We have twenty machines, and most of them have twelve processors and 96 gigs of RAM, and a couple of gigabytes of storage a piece. There are a couple of them that need some hands on love that hopefully I'll get to do during Red Hat Summit next week. The intent is for us to have a dual controller setup, with one utility machine and seventeen compute nodes. We run Gluster underneath to tie all of the hard drives together and present storage to the cluster. Glance image storage and Cinder volume management are currently running on Gluster, and once Icehouse goes GA, and the cluster itself stabilizes, the plan is to also move Swift object storage over to Gluster as well.
What has been your experience interacting with the community of people who are learning about OpenStack via TryStack?
It makes me believe that there's a pretty wide gap between the developers and the end users, in the sense that the developers are pushing the envelope to make OpenStack the best that it can be, and the end users are running as fast at they can to keep up. I don't think that's necessarily a bad thing, but it's sort of the state of where OpenStack is right now. For it to be a project that is taken seriously, we've got to move fast from a developmental standpoint. But we've got to do a good job too of taking care of the end users.
I think working with TryStack, administering it, realizing how complex of a system it is, and how hard the developers are working to make it what it is. TryStack helps fill that void, because people want to be able to use the cloud, and OpenStack as their cloud platform, but sometimes don't know where to start. If you're pretty green to the idea of the cloud, you don't want to spend a couple of days setting up a cluster and trying to figure out how to use it. From a systems perspective, there is a lot of experience that has to be generated for a cluster like that to be managed. So, through TryStack interacting with the development community, we've been able to generate some of that experience and some of that documentation of how a cluster is managed in the real world.
Another side of my involvement with administering it is that I've submitted a few features to OpenStack. From administrating, you say: "it would be really nice to be able to do this." You can add a few pieces here and there and consume a lot of what is already available as a foundation through the APIs and the underlying code; you can expose something that you know is there but you just don't have access to it through Horizon [the dashboard] or the command line interface.

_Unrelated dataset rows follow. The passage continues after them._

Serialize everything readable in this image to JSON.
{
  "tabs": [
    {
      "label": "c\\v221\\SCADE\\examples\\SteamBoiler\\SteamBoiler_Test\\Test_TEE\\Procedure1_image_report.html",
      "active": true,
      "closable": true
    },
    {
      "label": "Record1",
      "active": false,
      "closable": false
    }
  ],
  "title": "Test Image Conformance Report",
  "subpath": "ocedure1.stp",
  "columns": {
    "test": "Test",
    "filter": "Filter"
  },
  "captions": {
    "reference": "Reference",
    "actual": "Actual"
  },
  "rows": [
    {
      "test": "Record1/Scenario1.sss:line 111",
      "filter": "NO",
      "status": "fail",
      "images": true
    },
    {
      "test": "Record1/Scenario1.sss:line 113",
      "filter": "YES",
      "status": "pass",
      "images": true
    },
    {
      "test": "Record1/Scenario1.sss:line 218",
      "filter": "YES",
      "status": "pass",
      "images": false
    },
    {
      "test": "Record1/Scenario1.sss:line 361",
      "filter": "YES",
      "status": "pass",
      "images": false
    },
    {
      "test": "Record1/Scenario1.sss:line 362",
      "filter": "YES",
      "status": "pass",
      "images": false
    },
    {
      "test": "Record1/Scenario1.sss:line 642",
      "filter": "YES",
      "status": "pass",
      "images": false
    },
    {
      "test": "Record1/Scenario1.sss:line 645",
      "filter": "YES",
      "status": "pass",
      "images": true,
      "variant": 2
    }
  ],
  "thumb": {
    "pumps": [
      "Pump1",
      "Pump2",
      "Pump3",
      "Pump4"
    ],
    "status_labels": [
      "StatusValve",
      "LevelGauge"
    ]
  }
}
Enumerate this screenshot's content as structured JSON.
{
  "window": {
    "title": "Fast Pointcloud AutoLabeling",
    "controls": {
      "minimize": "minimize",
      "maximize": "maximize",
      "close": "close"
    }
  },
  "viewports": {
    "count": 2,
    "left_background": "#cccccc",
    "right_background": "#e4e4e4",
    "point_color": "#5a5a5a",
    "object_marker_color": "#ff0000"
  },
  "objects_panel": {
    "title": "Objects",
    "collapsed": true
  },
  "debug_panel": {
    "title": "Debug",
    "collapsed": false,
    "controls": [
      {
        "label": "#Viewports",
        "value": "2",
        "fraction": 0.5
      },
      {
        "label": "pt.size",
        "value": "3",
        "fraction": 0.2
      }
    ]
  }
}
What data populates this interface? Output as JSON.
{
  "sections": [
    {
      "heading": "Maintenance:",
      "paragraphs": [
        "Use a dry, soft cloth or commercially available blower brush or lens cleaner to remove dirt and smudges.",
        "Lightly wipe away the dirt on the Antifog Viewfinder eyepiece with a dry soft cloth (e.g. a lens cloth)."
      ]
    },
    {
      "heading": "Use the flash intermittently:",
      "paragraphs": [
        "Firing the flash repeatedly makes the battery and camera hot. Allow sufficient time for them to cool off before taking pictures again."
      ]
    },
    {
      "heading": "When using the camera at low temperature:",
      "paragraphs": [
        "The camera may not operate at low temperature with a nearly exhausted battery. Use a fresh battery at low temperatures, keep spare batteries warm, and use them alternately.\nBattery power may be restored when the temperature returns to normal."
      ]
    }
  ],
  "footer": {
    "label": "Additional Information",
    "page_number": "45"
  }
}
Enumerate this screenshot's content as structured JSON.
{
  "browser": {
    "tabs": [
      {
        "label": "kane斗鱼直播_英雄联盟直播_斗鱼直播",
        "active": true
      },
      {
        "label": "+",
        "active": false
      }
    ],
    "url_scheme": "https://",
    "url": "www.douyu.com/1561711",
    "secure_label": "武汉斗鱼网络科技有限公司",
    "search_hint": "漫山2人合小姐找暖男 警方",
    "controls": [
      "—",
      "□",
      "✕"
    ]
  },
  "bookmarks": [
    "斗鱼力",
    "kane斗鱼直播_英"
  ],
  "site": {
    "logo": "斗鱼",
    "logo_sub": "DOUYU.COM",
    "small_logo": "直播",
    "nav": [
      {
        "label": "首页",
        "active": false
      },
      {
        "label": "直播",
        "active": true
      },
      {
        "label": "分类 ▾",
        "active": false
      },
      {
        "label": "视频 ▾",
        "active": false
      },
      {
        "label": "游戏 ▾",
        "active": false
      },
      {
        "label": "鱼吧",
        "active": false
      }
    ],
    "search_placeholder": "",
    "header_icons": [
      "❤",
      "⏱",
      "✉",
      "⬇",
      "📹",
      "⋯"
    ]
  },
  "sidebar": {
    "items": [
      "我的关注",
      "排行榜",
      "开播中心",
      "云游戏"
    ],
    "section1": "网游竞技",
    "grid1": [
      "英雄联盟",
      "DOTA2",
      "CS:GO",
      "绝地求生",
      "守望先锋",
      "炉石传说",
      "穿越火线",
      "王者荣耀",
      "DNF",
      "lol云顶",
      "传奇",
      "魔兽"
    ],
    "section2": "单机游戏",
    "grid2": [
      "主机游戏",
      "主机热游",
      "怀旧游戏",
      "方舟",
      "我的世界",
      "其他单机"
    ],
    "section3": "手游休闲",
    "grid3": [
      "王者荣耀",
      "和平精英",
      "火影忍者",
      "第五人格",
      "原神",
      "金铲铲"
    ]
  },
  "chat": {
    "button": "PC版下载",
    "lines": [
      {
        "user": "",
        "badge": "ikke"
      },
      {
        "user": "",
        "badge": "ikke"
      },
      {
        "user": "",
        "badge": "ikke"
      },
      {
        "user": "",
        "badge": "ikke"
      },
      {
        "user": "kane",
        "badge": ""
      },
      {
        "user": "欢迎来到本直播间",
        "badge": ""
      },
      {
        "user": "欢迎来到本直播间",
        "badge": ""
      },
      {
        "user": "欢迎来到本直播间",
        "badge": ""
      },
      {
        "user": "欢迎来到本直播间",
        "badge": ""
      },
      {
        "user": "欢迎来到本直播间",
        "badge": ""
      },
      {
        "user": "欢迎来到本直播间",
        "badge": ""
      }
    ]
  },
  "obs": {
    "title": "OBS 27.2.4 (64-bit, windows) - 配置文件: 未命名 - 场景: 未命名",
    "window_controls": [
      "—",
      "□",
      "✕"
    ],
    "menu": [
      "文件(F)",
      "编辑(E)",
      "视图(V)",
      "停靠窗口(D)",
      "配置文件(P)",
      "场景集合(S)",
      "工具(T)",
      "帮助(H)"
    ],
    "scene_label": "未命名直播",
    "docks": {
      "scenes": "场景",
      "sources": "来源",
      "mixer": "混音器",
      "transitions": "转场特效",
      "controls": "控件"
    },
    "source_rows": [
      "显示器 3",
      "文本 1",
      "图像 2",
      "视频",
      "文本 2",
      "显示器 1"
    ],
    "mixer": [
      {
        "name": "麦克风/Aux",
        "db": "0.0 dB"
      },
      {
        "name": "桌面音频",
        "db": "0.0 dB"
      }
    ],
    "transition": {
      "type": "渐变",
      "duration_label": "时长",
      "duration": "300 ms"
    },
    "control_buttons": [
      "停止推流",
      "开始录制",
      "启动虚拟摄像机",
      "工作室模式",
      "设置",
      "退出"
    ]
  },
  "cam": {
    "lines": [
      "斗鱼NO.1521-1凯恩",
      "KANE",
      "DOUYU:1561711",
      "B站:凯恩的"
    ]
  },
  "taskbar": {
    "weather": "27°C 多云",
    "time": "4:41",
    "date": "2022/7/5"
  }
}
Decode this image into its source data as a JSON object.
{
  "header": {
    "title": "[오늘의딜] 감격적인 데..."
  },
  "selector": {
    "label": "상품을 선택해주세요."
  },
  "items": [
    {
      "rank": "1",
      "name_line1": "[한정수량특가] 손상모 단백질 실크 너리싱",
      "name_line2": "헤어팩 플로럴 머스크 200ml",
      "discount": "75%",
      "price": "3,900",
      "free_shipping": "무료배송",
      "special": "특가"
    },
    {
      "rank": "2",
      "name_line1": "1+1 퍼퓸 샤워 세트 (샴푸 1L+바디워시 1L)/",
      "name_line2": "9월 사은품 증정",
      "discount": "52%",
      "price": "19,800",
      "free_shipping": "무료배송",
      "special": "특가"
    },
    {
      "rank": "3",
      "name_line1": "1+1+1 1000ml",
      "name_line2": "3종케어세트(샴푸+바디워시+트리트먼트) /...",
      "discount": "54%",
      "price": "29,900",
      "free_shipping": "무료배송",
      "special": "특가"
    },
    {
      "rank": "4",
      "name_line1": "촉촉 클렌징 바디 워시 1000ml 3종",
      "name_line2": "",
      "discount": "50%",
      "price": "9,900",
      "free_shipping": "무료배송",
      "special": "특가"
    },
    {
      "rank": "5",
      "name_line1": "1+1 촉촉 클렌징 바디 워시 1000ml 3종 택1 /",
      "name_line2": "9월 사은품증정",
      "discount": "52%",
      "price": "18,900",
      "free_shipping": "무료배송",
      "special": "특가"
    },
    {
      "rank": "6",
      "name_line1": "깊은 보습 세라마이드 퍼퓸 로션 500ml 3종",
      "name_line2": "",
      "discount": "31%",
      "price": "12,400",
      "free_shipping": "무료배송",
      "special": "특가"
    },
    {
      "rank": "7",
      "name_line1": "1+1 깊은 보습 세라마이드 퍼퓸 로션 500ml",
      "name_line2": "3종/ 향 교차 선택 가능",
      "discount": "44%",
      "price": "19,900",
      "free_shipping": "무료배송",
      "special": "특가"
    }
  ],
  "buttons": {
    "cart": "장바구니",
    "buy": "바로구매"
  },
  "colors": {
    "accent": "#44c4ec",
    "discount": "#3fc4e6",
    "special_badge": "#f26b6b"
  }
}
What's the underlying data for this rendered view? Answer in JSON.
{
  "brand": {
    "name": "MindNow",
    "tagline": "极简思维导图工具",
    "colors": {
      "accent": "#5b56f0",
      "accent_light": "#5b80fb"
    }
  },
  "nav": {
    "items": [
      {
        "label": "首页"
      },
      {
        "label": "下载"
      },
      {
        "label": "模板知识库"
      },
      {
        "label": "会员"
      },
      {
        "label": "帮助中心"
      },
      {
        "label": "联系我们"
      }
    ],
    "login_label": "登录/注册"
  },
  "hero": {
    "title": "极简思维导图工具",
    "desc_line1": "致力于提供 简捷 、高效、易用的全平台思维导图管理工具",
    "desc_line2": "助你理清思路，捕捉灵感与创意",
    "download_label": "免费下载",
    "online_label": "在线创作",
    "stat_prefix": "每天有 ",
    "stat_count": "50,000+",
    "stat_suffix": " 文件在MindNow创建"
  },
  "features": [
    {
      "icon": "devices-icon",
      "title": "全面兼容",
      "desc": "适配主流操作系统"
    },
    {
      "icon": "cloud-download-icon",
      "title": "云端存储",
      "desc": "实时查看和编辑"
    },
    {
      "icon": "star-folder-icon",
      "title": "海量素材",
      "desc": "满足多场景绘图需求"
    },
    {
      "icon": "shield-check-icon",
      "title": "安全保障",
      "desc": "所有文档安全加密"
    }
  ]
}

What other ways do you use open source in your life?
I've always been intrigued by open source hardware. I've never really had any kind of formal education around it, but I love the Arduino, and I love the Raspberry Pi. With the little time I have to spend, I try to follow those communities and consume some of the leaps and bounds that they're making. I've been able to pick up some simple electrical engineering concepts and apply them to some simple projects, and I've really enjoyed learning it. My son just got a Snap Circuits kit, and while that's not open source, there's lots of great concepts he can learn from that. He's six now, and I hope that in years to come that he can take some of the concepts from Snap Circuits and apply it to some of the stuff I've been able to learn with Arduino and Raspberry Pi. Hopefully that'll be a fun thing for my family to do together in open source.